Are We Living in Post-Legal America?
Continued from previous page
In the U.S. (and here was the realism of the debate that followed), the very issue of legality fell away almost instantly. Newspapers rapidly replaced the word “torture” -- when applied to what American interrogators did -- with the term “enhanced interrogation techniques,” which was widely accepted as less controversial and more objective. At the same time, the issue of the legality of such techniques was superseded by a fierce national debate over their efficacy. It has lasted to this day and returned with a bang with the bin Laden killing.
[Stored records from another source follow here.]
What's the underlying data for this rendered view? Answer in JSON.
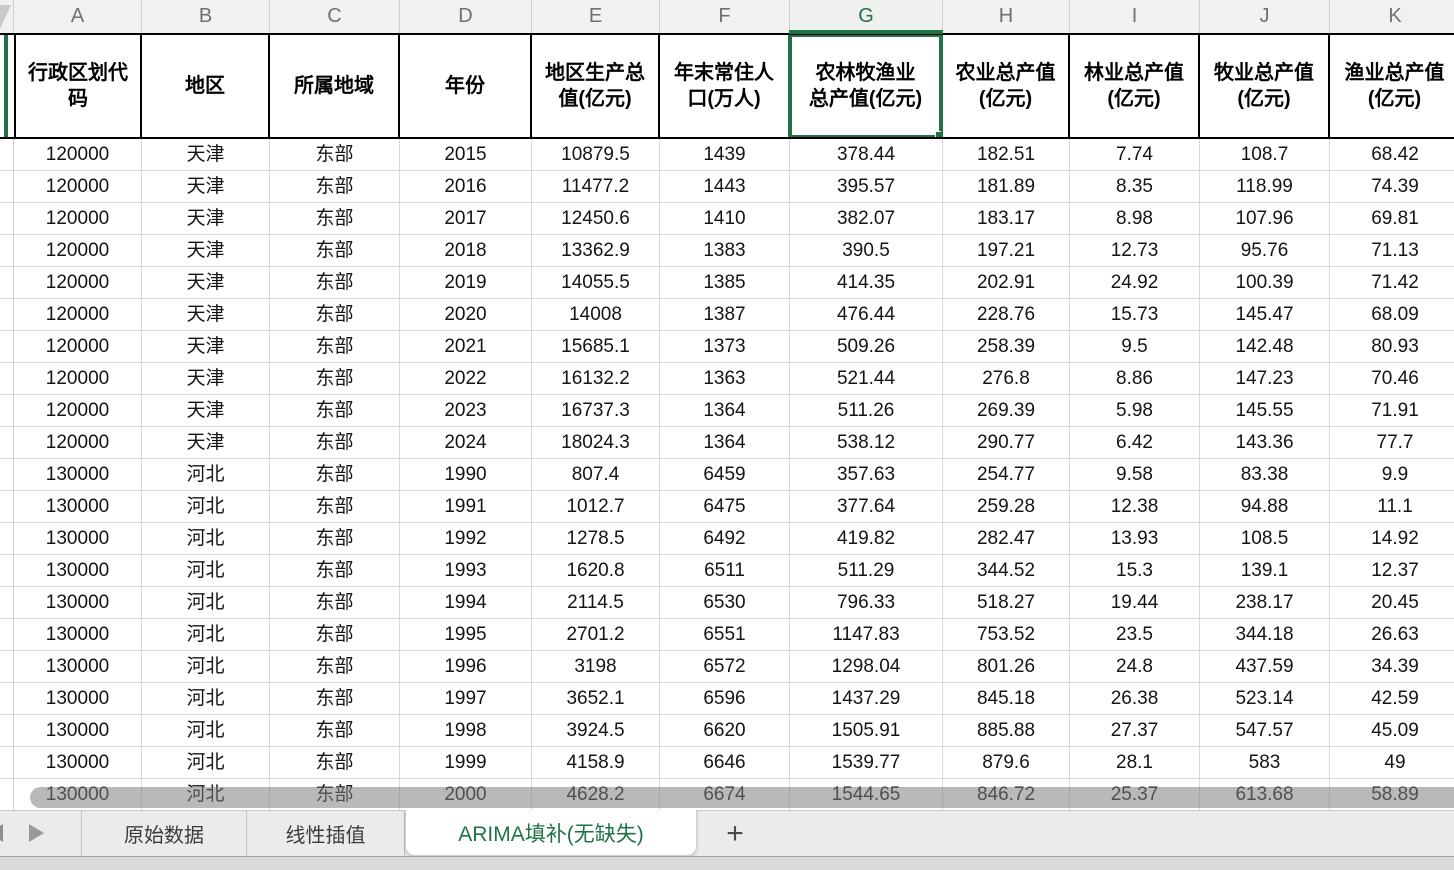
{
  "colors": {
    "accent_green": "#217346",
    "grid_line": "#d9d9d9",
    "header_border": "#000000",
    "scrollbar_overlay": "rgba(128,128,128,0.55)"
  },
  "icons": {
    "prev_sheet": "left-triangle",
    "next_sheet": "right-triangle",
    "add_sheet": "+",
    "select_all_corner": "gray-triangle"
  },
  "spreadsheet": {
    "selected_column": "G",
    "selected_cell": "G1",
    "columns": [
      {
        "letter": "A",
        "header": "行政区划代\n码"
      },
      {
        "letter": "B",
        "header": "地区"
      },
      {
        "letter": "C",
        "header": "所属地域"
      },
      {
        "letter": "D",
        "header": "年份"
      },
      {
        "letter": "E",
        "header": "地区生产总\n值(亿元)"
      },
      {
        "letter": "F",
        "header": "年末常住人\n口(万人)"
      },
      {
        "letter": "G",
        "header": "农林牧渔业\n总产值(亿元)"
      },
      {
        "letter": "H",
        "header": "农业总产值\n(亿元)"
      },
      {
        "letter": "I",
        "header": "林业总产值\n(亿元)"
      },
      {
        "letter": "J",
        "header": "牧业总产值\n(亿元)"
      },
      {
        "letter": "K",
        "header": "渔业总产值\n(亿元)"
      }
    ],
    "rows": [
      [
        "120000",
        "天津",
        "东部",
        "2015",
        "10879.5",
        "1439",
        "378.44",
        "182.51",
        "7.74",
        "108.7",
        "68.42"
      ],
      [
        "120000",
        "天津",
        "东部",
        "2016",
        "11477.2",
        "1443",
        "395.57",
        "181.89",
        "8.35",
        "118.99",
        "74.39"
      ],
      [
        "120000",
        "天津",
        "东部",
        "2017",
        "12450.6",
        "1410",
        "382.07",
        "183.17",
        "8.98",
        "107.96",
        "69.81"
      ],
      [
        "120000",
        "天津",
        "东部",
        "2018",
        "13362.9",
        "1383",
        "390.5",
        "197.21",
        "12.73",
        "95.76",
        "71.13"
      ],
      [
        "120000",
        "天津",
        "东部",
        "2019",
        "14055.5",
        "1385",
        "414.35",
        "202.91",
        "24.92",
        "100.39",
        "71.42"
      ],
      [
        "120000",
        "天津",
        "东部",
        "2020",
        "14008",
        "1387",
        "476.44",
        "228.76",
        "15.73",
        "145.47",
        "68.09"
      ],
      [
        "120000",
        "天津",
        "东部",
        "2021",
        "15685.1",
        "1373",
        "509.26",
        "258.39",
        "9.5",
        "142.48",
        "80.93"
      ],
      [
        "120000",
        "天津",
        "东部",
        "2022",
        "16132.2",
        "1363",
        "521.44",
        "276.8",
        "8.86",
        "147.23",
        "70.46"
      ],
      [
        "120000",
        "天津",
        "东部",
        "2023",
        "16737.3",
        "1364",
        "511.26",
        "269.39",
        "5.98",
        "145.55",
        "71.91"
      ],
      [
        "120000",
        "天津",
        "东部",
        "2024",
        "18024.3",
        "1364",
        "538.12",
        "290.77",
        "6.42",
        "143.36",
        "77.7"
      ],
      [
        "130000",
        "河北",
        "东部",
        "1990",
        "807.4",
        "6459",
        "357.63",
        "254.77",
        "9.58",
        "83.38",
        "9.9"
      ],
      [
        "130000",
        "河北",
        "东部",
        "1991",
        "1012.7",
        "6475",
        "377.64",
        "259.28",
        "12.38",
        "94.88",
        "11.1"
      ],
      [
        "130000",
        "河北",
        "东部",
        "1992",
        "1278.5",
        "6492",
        "419.82",
        "282.47",
        "13.93",
        "108.5",
        "14.92"
      ],
      [
        "130000",
        "河北",
        "东部",
        "1993",
        "1620.8",
        "6511",
        "511.29",
        "344.52",
        "15.3",
        "139.1",
        "12.37"
      ],
      [
        "130000",
        "河北",
        "东部",
        "1994",
        "2114.5",
        "6530",
        "796.33",
        "518.27",
        "19.44",
        "238.17",
        "20.45"
      ],
      [
        "130000",
        "河北",
        "东部",
        "1995",
        "2701.2",
        "6551",
        "1147.83",
        "753.52",
        "23.5",
        "344.18",
        "26.63"
      ],
      [
        "130000",
        "河北",
        "东部",
        "1996",
        "3198",
        "6572",
        "1298.04",
        "801.26",
        "24.8",
        "437.59",
        "34.39"
      ],
      [
        "130000",
        "河北",
        "东部",
        "1997",
        "3652.1",
        "6596",
        "1437.29",
        "845.18",
        "26.38",
        "523.14",
        "42.59"
      ],
      [
        "130000",
        "河北",
        "东部",
        "1998",
        "3924.5",
        "6620",
        "1505.91",
        "885.88",
        "27.37",
        "547.57",
        "45.09"
      ],
      [
        "130000",
        "河北",
        "东部",
        "1999",
        "4158.9",
        "6646",
        "1539.77",
        "879.6",
        "28.1",
        "583",
        "49"
      ],
      [
        "130000",
        "河北",
        "东部",
        "2000",
        "4628.2",
        "6674",
        "1544.65",
        "846.72",
        "25.37",
        "613.68",
        "58.89"
      ]
    ]
  },
  "tab_bar": {
    "tabs": [
      {
        "label": "原始数据",
        "active": false
      },
      {
        "label": "线性插值",
        "active": false
      },
      {
        "label": "ARIMA填补(无缺失)",
        "active": true
      }
    ],
    "add_button": "+"
  }
}
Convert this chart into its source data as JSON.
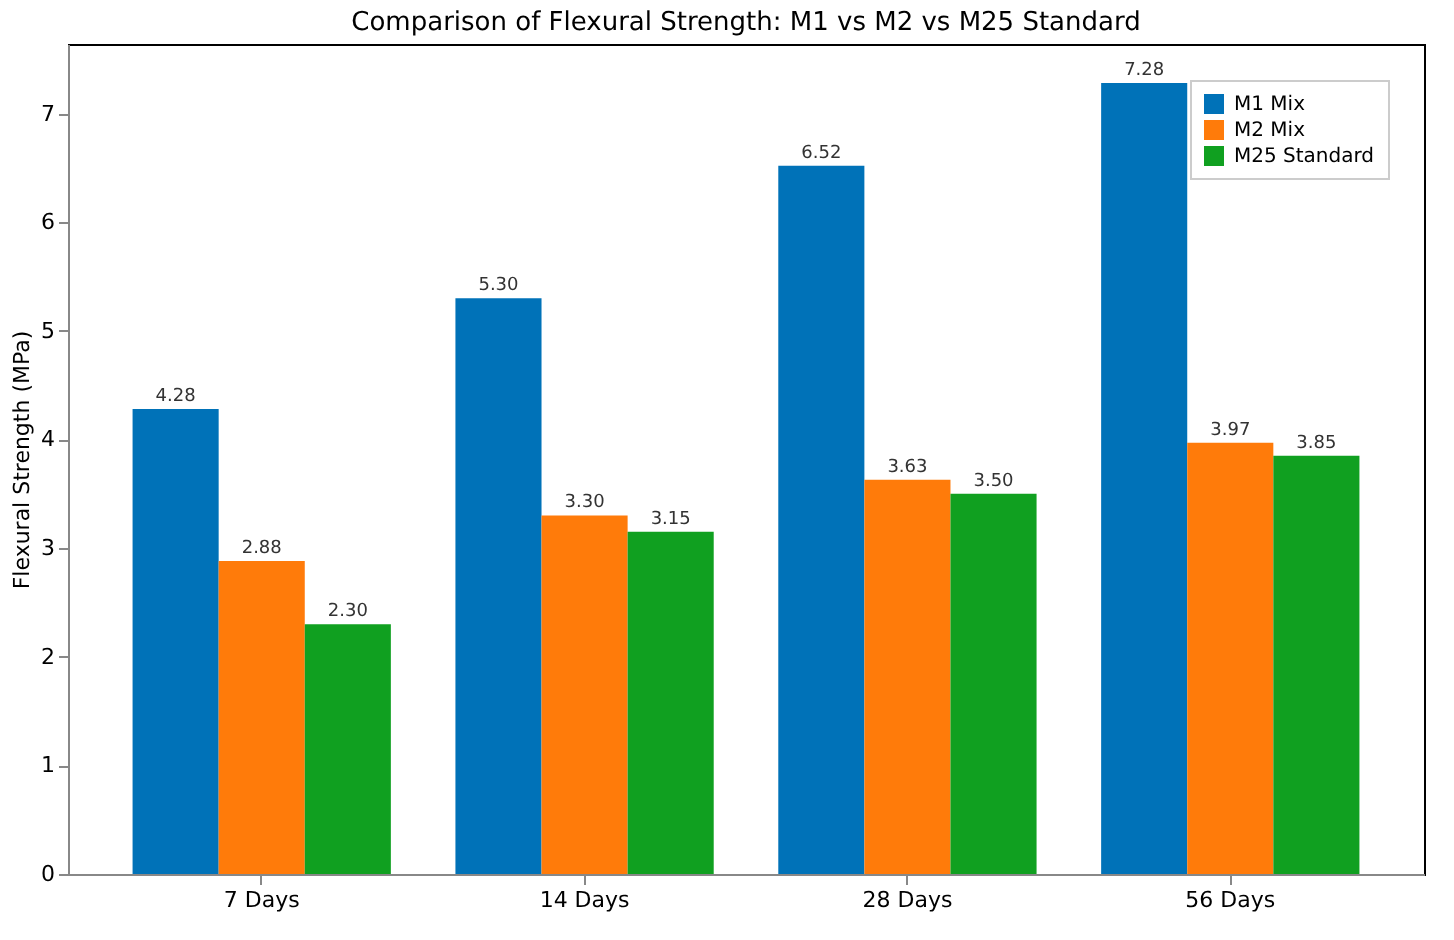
{
  "chart_data": {
    "type": "bar",
    "title": "Comparison of Flexural Strength: M1 vs M2 vs M25 Standard",
    "ylabel": "Flexural Strength (MPa)",
    "categories": [
      "7 Days",
      "14 Days",
      "28 Days",
      "56 Days"
    ],
    "series": [
      {
        "name": "M1 Mix",
        "color": "#0072b8",
        "values": [
          4.28,
          5.3,
          6.52,
          7.28
        ],
        "value_labels": [
          "4.28",
          "5.30",
          "6.52",
          "7.28"
        ]
      },
      {
        "name": "M2 Mix",
        "color": "#ff7b0a",
        "values": [
          2.88,
          3.3,
          3.63,
          3.97
        ],
        "value_labels": [
          "2.88",
          "3.30",
          "3.63",
          "3.97"
        ]
      },
      {
        "name": "M25 Standard",
        "color": "#10a020",
        "values": [
          2.3,
          3.15,
          3.5,
          3.85
        ],
        "value_labels": [
          "2.30",
          "3.15",
          "3.50",
          "3.85"
        ]
      }
    ],
    "ylim": [
      0,
      7.64
    ],
    "yticks": [
      0,
      1,
      2,
      3,
      4,
      5,
      6,
      7
    ],
    "grid": false,
    "legend": "top right"
  }
}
Nothing better illustrates the nature of our post-legal society. Anti-torture laws were on the books in this country. If legality had truly mattered, it would have been beside the point whether torture was an effective way to produce “actionable intelligence” and so prepare the way for the killing of a bin Laden.
By analogy, it’s perfectly reasonable to argue that robbing banks can be a successful and profitable way to make a living, but who would agree that a successful bank robber hadn’t committed an act as worthy of prosecution as an unsuccessful one caught on the spot? Efficacy wouldn’t matter in a society whose central value was the rule of law. In a post-legal society in which the ultimate value espoused is the safety and protection a national security state can offer you, it means the world.
As if to make the point, the Supreme Court recently offered a post-legal ruling for our moment: it declined to review a lower court ruling that blocked a case in which five men, who had experienced extraordinary rendition (a fancy globalized version of kidnapping) and been turned over to torturing regimes elsewhere by the CIA, tried to get their day in court. No such luck. The Obama administration claimed (as had the Bush administration before it) that simply bringing such a case to court would imperil national security (that is, state secrets) -- and won. As Ben Wizner, the American Civil Liberties Union lawyer who argued the case, summed matters up, "To date, every victim of the Bush administration's torture regime has been denied his day in court."
To put it another way, every CIA torturer, all those involved in acts of rendition, and all the officials who okayed such acts, as well as the lawyers who put their stamp of approval on them, are free to continue their lives untouched. Recently, the Obama administration even went to court to “prevent a lawyer for a former CIA officer convicted in Italy in the kidnapping of a radical Muslim cleric from privately sharing classified information about the case with a Federal District Court judge.” (Yes, Virginia, elsewhere in the world a few Americans have been tried in absentia for Bush-era crimes.) In response, wrote Scott Shane of the New York Times , the judge “pronounced herself ‘literally speechless.’”
The realities of our moment are simple enough: other than abusers too low-level (see England, Lynndie and Graner, Charles) to matter to our national security state, no one in the CIA, and certainly no official of any sort, is going to be prosecuted for the possible crimes Americans committed in the Bush years in pursuit of the Global War on Terror.
On Not Blowing Whistles
It’s beyond symbolic, then, that only one figure from the national security world seems to remain in the “legal” crosshairs: the whistle-blower. If, as the president of the United States, you sign off on a system of warrantless surveillance of Americans -- the sort that not so long ago was against the law in this country -- or if you happen to run a giant telecom company and go along with that system by opening your facilities to government snoops, or if you run the National Security Agencyor are an official in it overseeing the kind of data mining and intelligence gathering that goes with such a program, then -- as recent years have made clear -- you are above the law.